The Federal Reserve Board announced it will host a payments innovation conference on October 21 to examine emerging technologies shaping U.S. payment systems. The event will bring together regulators, academics and industry participants to discuss ways to innovate and improve the payments system, the Fed said.
Governor Christopher J. Waller said innovation has been a constant in meeting changing consumer and business needs, and the conference aims to gather ideas to improve the safety and efficiency of payments.
Panels will cover the convergence of traditional and decentralized finance (DeFi), new stablecoin use cases, the intersection of artificial intelligence and payments, and the tokenization of financial products and services.
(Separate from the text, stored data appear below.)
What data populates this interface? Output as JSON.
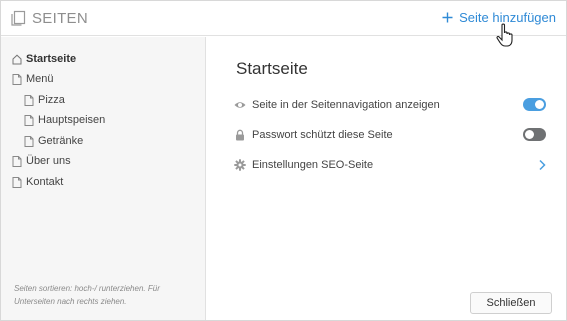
{
  "header": {
    "title": "SEITEN",
    "add_page_label": "Seite hinzufügen"
  },
  "sidebar": {
    "items": [
      {
        "label": "Startseite",
        "icon": "home-icon",
        "active": true
      },
      {
        "label": "Menü",
        "icon": "page-icon"
      },
      {
        "label": "Pizza",
        "icon": "page-icon"
      },
      {
        "label": "Hauptspeisen",
        "icon": "page-icon"
      },
      {
        "label": "Getränke",
        "icon": "page-icon"
      },
      {
        "label": "Über uns",
        "icon": "page-icon"
      },
      {
        "label": "Kontakt",
        "icon": "page-icon"
      }
    ],
    "hint": "Seiten sortieren: hoch-/ runterziehen. Für Unterseiten nach rechts ziehen."
  },
  "main": {
    "title": "Startseite",
    "settings": [
      {
        "label": "Seite in der Seitennavigation anzeigen",
        "icon": "eye-icon",
        "control": "toggle",
        "on": true
      },
      {
        "label": "Passwort schützt diese Seite",
        "icon": "lock-icon",
        "control": "toggle",
        "on": false
      },
      {
        "label": "Einstellungen SEO-Seite",
        "icon": "gear-icon",
        "control": "chevron"
      }
    ],
    "close_label": "Schließen"
  },
  "colors": {
    "accent": "#2f8ad6",
    "toggle_on": "#4a9ee0",
    "toggle_off": "#6f7173"
  }
}
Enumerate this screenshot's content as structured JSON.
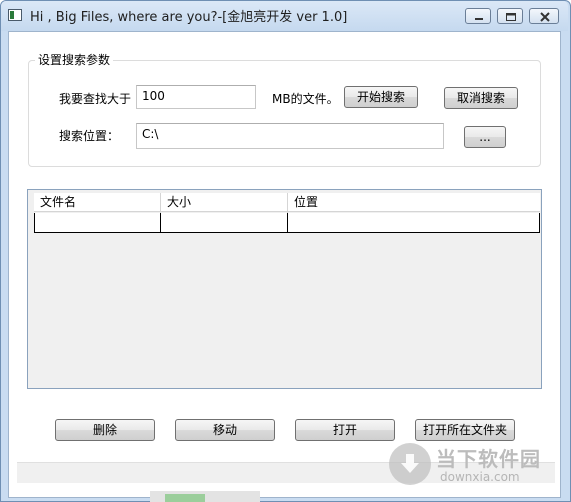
{
  "window": {
    "title": "Hi , Big Files, where are you?-[金旭亮开发 ver 1.0]"
  },
  "search_params": {
    "group_title": "设置搜索参数",
    "size_label": "我要查找大于",
    "size_value": "100",
    "size_unit": "MB的文件。",
    "start_button": "开始搜索",
    "cancel_button": "取消搜索",
    "location_label": "搜索位置：",
    "location_value": "C:\\",
    "browse_button": "..."
  },
  "results": {
    "columns": [
      "文件名",
      "大小",
      "位置"
    ]
  },
  "actions": {
    "delete": "删除",
    "move": "移动",
    "open": "打开",
    "open_folder": "打开所在文件夹"
  },
  "watermark": {
    "brand": "当下软件园",
    "domain": "downxia.com"
  },
  "colors": {
    "titlebar": "#c5d9ef",
    "frame": "#6f8fb3",
    "list_border": "#8aa2bd"
  }
}
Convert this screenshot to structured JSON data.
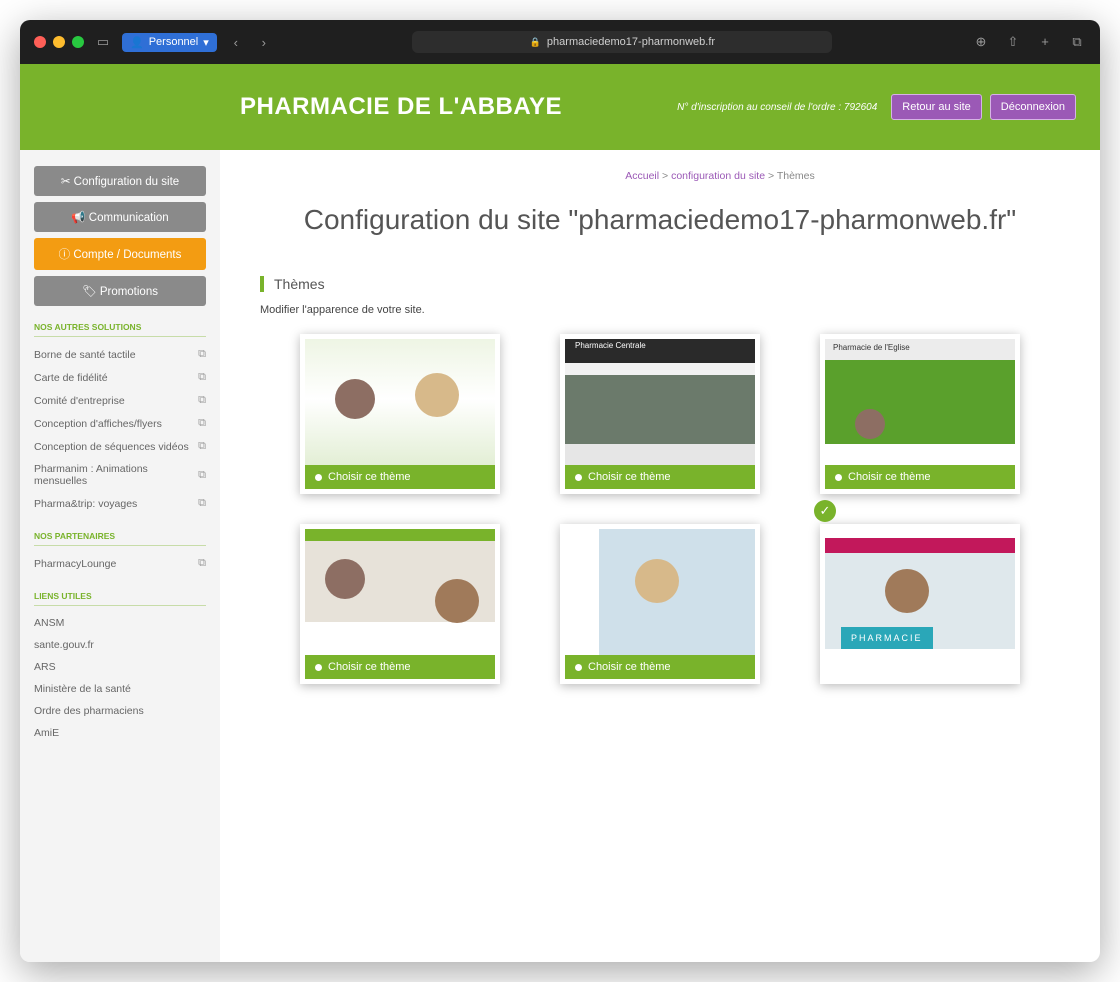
{
  "browser": {
    "profile": "Personnel",
    "url": "pharmaciedemo17-pharmonweb.fr"
  },
  "header": {
    "brand": "PHARMACIE DE L'ABBAYE",
    "ordre": "N° d'inscription au conseil de l'ordre : 792604",
    "retour": "Retour au site",
    "logout": "Déconnexion"
  },
  "sidebar": {
    "buttons": [
      "Configuration du site",
      "Communication",
      "Compte / Documents",
      "Promotions"
    ],
    "solutions_heading": "NOS AUTRES SOLUTIONS",
    "solutions": [
      "Borne de santé tactile",
      "Carte de fidélité",
      "Comité d'entreprise",
      "Conception d'affiches/flyers",
      "Conception de séquences vidéos",
      "Pharmanim : Animations mensuelles",
      "Pharma&trip: voyages"
    ],
    "partners_heading": "NOS PARTENAIRES",
    "partners": [
      "PharmacyLounge"
    ],
    "links_heading": "LIENS UTILES",
    "links": [
      "ANSM",
      "sante.gouv.fr",
      "ARS",
      "Ministère de la santé",
      "Ordre des pharmaciens",
      "AmiE"
    ]
  },
  "main": {
    "breadcrumb": {
      "home": "Accueil",
      "sep1": " > ",
      "config": "configuration du site",
      "sep2": " > ",
      "current": "Thèmes"
    },
    "title": "Configuration du site \"pharmaciedemo17-pharmonweb.fr\"",
    "section_title": "Thèmes",
    "section_desc": "Modifier l'apparence de votre site.",
    "choose_label": "Choisir ce thème",
    "theme3_header": "Pharmacie de l'Eglise",
    "theme2_header": "Pharmacie Centrale",
    "theme6_label": "PHARMACIE"
  },
  "colors": {
    "brand_green": "#79b32b",
    "purple": "#9b59b6",
    "orange": "#f39c12"
  }
}
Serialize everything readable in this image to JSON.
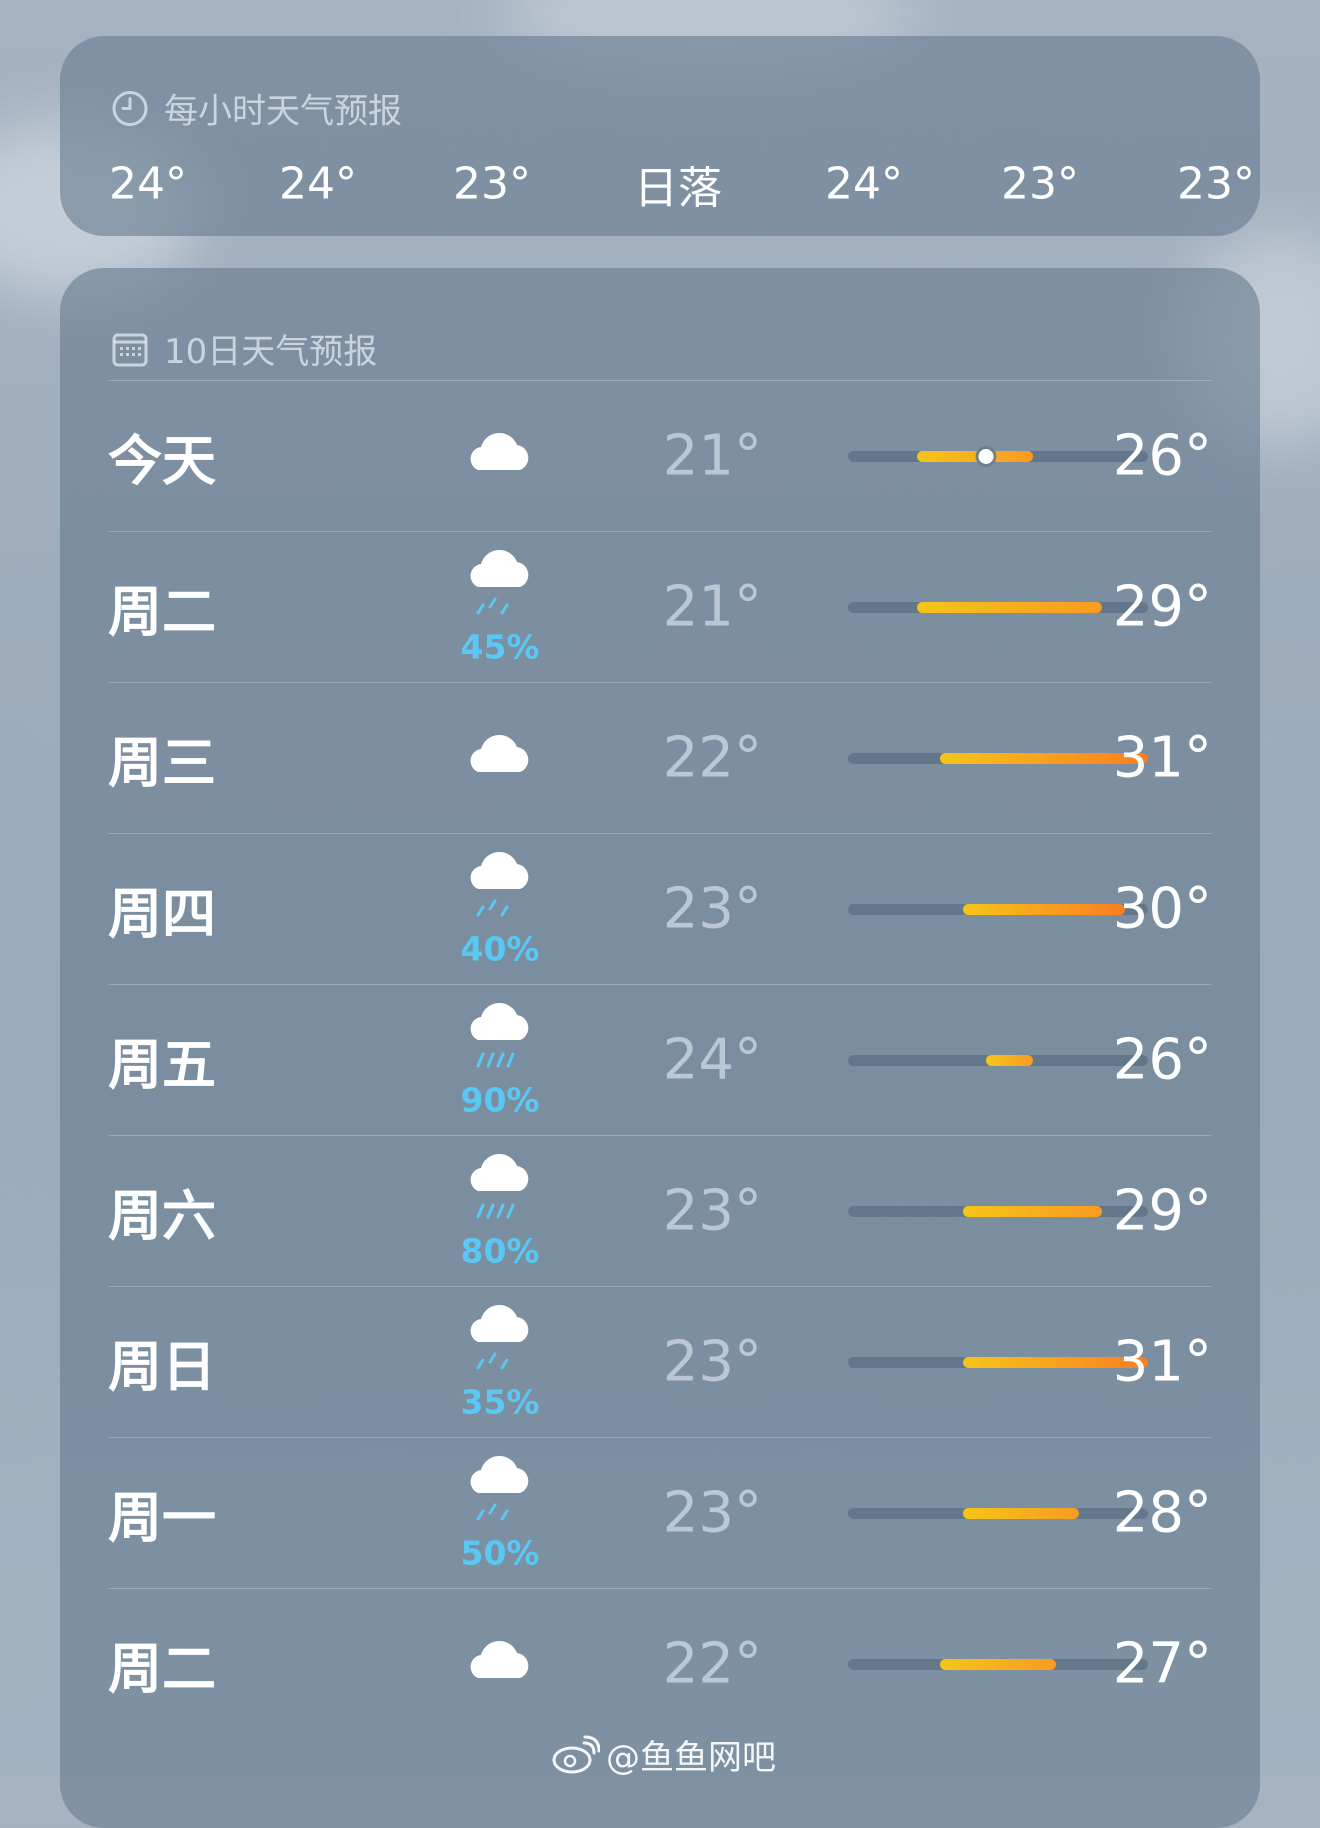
{
  "hourly": {
    "title": "每小时天气预报",
    "items": [
      "24°",
      "24°",
      "23°",
      "日落",
      "24°",
      "23°",
      "23°"
    ]
  },
  "daily": {
    "title": "10日天气预报",
    "days": [
      {
        "day": "今天",
        "icon": "cloud-icon",
        "precip": "",
        "low": "21°",
        "high": "26°",
        "low_val": 21,
        "high_val": 26,
        "current_val": 24
      },
      {
        "day": "周二",
        "icon": "cloud-rain-icon",
        "precip": "45%",
        "low": "21°",
        "high": "29°",
        "low_val": 21,
        "high_val": 29
      },
      {
        "day": "周三",
        "icon": "cloud-icon",
        "precip": "",
        "low": "22°",
        "high": "31°",
        "low_val": 22,
        "high_val": 31
      },
      {
        "day": "周四",
        "icon": "cloud-rain-icon",
        "precip": "40%",
        "low": "23°",
        "high": "30°",
        "low_val": 23,
        "high_val": 30
      },
      {
        "day": "周五",
        "icon": "cloud-heavy-rain-icon",
        "precip": "90%",
        "low": "24°",
        "high": "26°",
        "low_val": 24,
        "high_val": 26
      },
      {
        "day": "周六",
        "icon": "cloud-heavy-rain-icon",
        "precip": "80%",
        "low": "23°",
        "high": "29°",
        "low_val": 23,
        "high_val": 29
      },
      {
        "day": "周日",
        "icon": "cloud-rain-icon",
        "precip": "35%",
        "low": "23°",
        "high": "31°",
        "low_val": 23,
        "high_val": 31
      },
      {
        "day": "周一",
        "icon": "cloud-rain-icon",
        "precip": "50%",
        "low": "23°",
        "high": "28°",
        "low_val": 23,
        "high_val": 28
      },
      {
        "day": "周二",
        "icon": "cloud-icon",
        "precip": "",
        "low": "22°",
        "high": "27°",
        "low_val": 22,
        "high_val": 27
      }
    ],
    "range_min": 18,
    "range_max": 31
  },
  "watermark": "@鱼鱼网吧",
  "colors": {
    "bar_cool": "#f5c518",
    "bar_warm": "#fb7d22",
    "precip": "#5ac8f5"
  }
}
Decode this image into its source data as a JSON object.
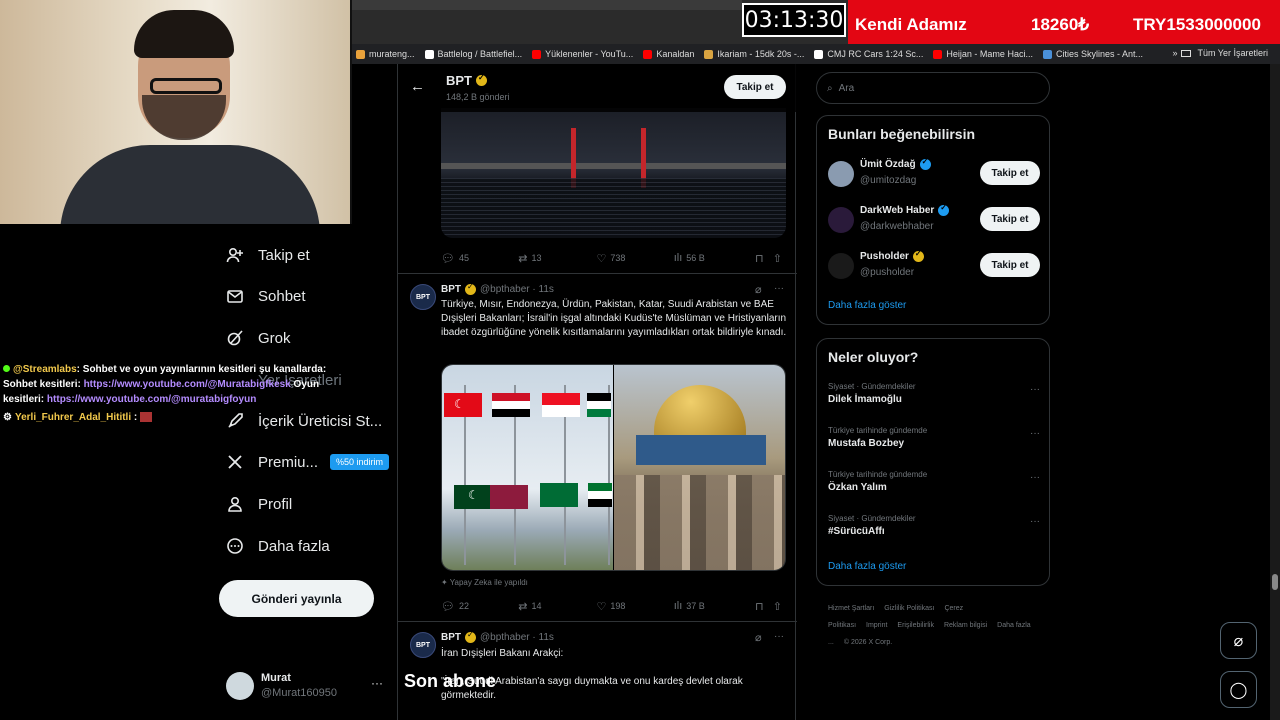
{
  "stream": {
    "timer": "03:13:30",
    "banner_name": "Kendi Adamız",
    "banner_amount": "18260₺",
    "banner_total": "TRY1533000000",
    "son_abone": "Son abone"
  },
  "bookmarks": [
    {
      "label": "murateng...",
      "color": "#e9a23b"
    },
    {
      "label": "Battlelog / Battlefiel...",
      "color": "#ffffff"
    },
    {
      "label": "Yüklenenler - YouTu...",
      "color": "#ff0000"
    },
    {
      "label": "Kanaldan",
      "color": "#ff0000"
    },
    {
      "label": "Ikariam - 15dk 20s -...",
      "color": "#d9a441"
    },
    {
      "label": "CMJ RC Cars 1:24 Sc...",
      "color": "#ffffff"
    },
    {
      "label": "Heijan - Mame Haci...",
      "color": "#ff0000"
    },
    {
      "label": "Cities Skylines - Ant...",
      "color": "#4a90d9"
    }
  ],
  "bookmarks_all": "Tüm Yer İşaretleri",
  "nav": {
    "items": [
      {
        "label": "Takip et",
        "icon": "person-add-icon"
      },
      {
        "label": "Sohbet",
        "icon": "mail-icon"
      },
      {
        "label": "Grok",
        "icon": "grok-icon"
      },
      {
        "label": "Yer İşaretleri",
        "icon": "bookmark-icon"
      },
      {
        "label": "İçerik Üreticisi St...",
        "icon": "rocket-icon"
      },
      {
        "label": "Premiu...",
        "icon": "x-logo-icon",
        "badge": "%50 indirim"
      },
      {
        "label": "Profil",
        "icon": "profile-icon"
      },
      {
        "label": "Daha fazla",
        "icon": "more-circle-icon"
      }
    ],
    "post_button": "Gönderi yayınla",
    "account_name": "Murat",
    "account_handle": "@Murat160950",
    "account_more": "···"
  },
  "chat": {
    "user1": "@Streamlabs",
    "msg1": ": Sohbet ve oyun yayınlarının kesitleri şu kanallarda: Sohbet kesitleri: ",
    "link1": "https://www.youtube.com/@Muratabigfkesk",
    "msg1b": " Oyun kesitleri: ",
    "link2": "https://www.youtube.com/@muratabigfoyun",
    "user2": "Yerli_Fuhrer_Adal_Hititli",
    "msg2": " :"
  },
  "timeline": {
    "name": "BPT",
    "posts_count": "148,2 B gönderi",
    "follow_label": "Takip et",
    "tweet1_actions": {
      "replies": "45",
      "reposts": "13",
      "likes": "738",
      "views": "56 B"
    },
    "tweet2": {
      "name": "BPT",
      "handle": "@bpthaber · 11s",
      "avatar": "BPT",
      "text": "Türkiye, Mısır, Endonezya, Ürdün, Pakistan, Katar, Suudi Arabistan ve BAE Dışişleri Bakanları; İsrail'in işgal altındaki Kudüs'te Müslüman ve Hristiyanların ibadet özgürlüğüne yönelik kısıtlamalarını yayımladıkları ortak bildiriyle kınadı.",
      "ai_note": "Yapay Zeka ile yapıldı",
      "actions": {
        "replies": "22",
        "reposts": "14",
        "likes": "198",
        "views": "37 B"
      }
    },
    "tweet3": {
      "name": "BPT",
      "handle": "@bpthaber · 11s",
      "avatar": "BPT",
      "text1": "İran Dışişleri Bakanı Arakçi:",
      "text2": "\"İran, Suudi Arabistan'a saygı duymakta ve onu kardeş devlet olarak görmektedir."
    }
  },
  "sidebar": {
    "search_placeholder": "Ara",
    "who_title": "Bunları beğenebilirsin",
    "who": [
      {
        "name": "Ümit Özdağ",
        "handle": "@umitozdag",
        "button": "Takip et",
        "verified": "blue",
        "avatar_color": "#8a9bb0"
      },
      {
        "name": "DarkWeb Haber",
        "handle": "@darkwebhaber",
        "button": "Takip et",
        "verified": "blue",
        "avatar_color": "#2a1a3a"
      },
      {
        "name": "Pusholder",
        "handle": "@pusholder",
        "button": "Takip et",
        "verified": "gold",
        "avatar_color": "#1a1a1a"
      }
    ],
    "who_more": "Daha fazla göster",
    "trends_title": "Neler oluyor?",
    "trends": [
      {
        "category": "Siyaset · Gündemdekiler",
        "title": "Dilek İmamoğlu"
      },
      {
        "category": "Türkiye tarihinde gündemde",
        "title": "Mustafa Bozbey"
      },
      {
        "category": "Türkiye tarihinde gündemde",
        "title": "Özkan Yalım"
      },
      {
        "category": "Siyaset · Gündemdekiler",
        "title": "#SürücüAffı"
      }
    ],
    "trends_more": "Daha fazla göster",
    "footer": [
      "Hizmet Şartları",
      "Gizlilik Politikası",
      "Çerez Politikası",
      "Imprint",
      "Erişilebilirlik",
      "Reklam bilgisi",
      "Daha fazla ...",
      "© 2026 X Corp."
    ]
  }
}
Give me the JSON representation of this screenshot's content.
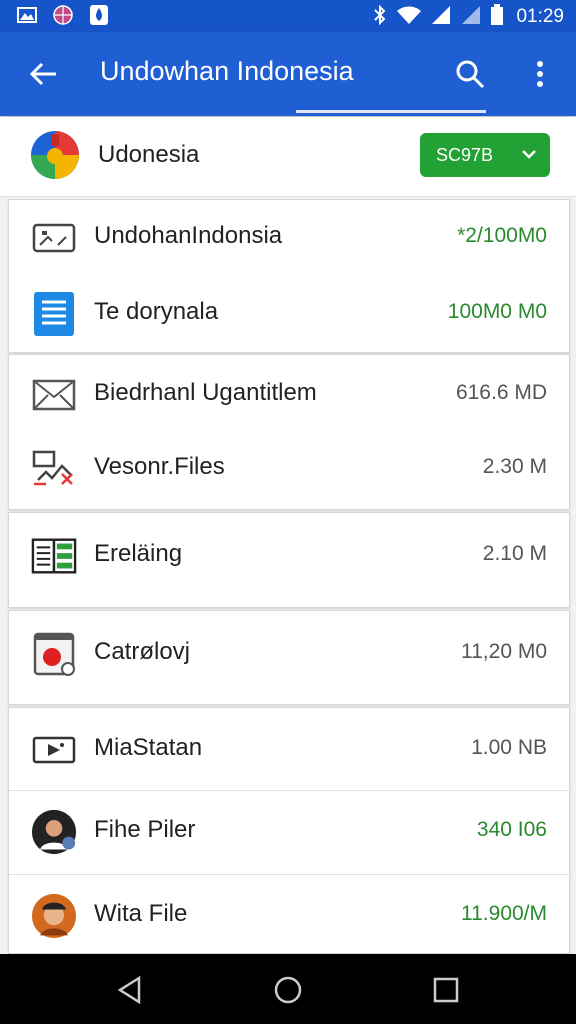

The sessions will be livestreamed on the Fed’s website; additional details are expected ahead of the event.
Bringing stablecoins and tokenization onto the same agenda signals that the Fed and other regulators increasingly view digital assets through the same policy lens as conventional payment rails. The conference arrives amid a packed Q4 regulatory calendar that includes initiatives from the SEC, CFTC, Bank for International Settlements and the Monetary Authority of Singapore.
Recent regulatory moves include the CFTC’s public consultation for its Crypto Sprint—examining custody, leveraged retail trading and consumer protections—and a joint SEC‑CFTC statement clarifying how registered exchanges may list certain spot crypto products. Those actions underscore a push for clarity as market participants explore new tokenized and AI-driven payment models.
For industry players, the conference offers a forum to shape policy and operational standards. Firms should note that regulatory scrutiny is increasing; projects touching stablecoins, tokenization or AI-enabled payment services may face heightened compliance and consumer-protection expectations.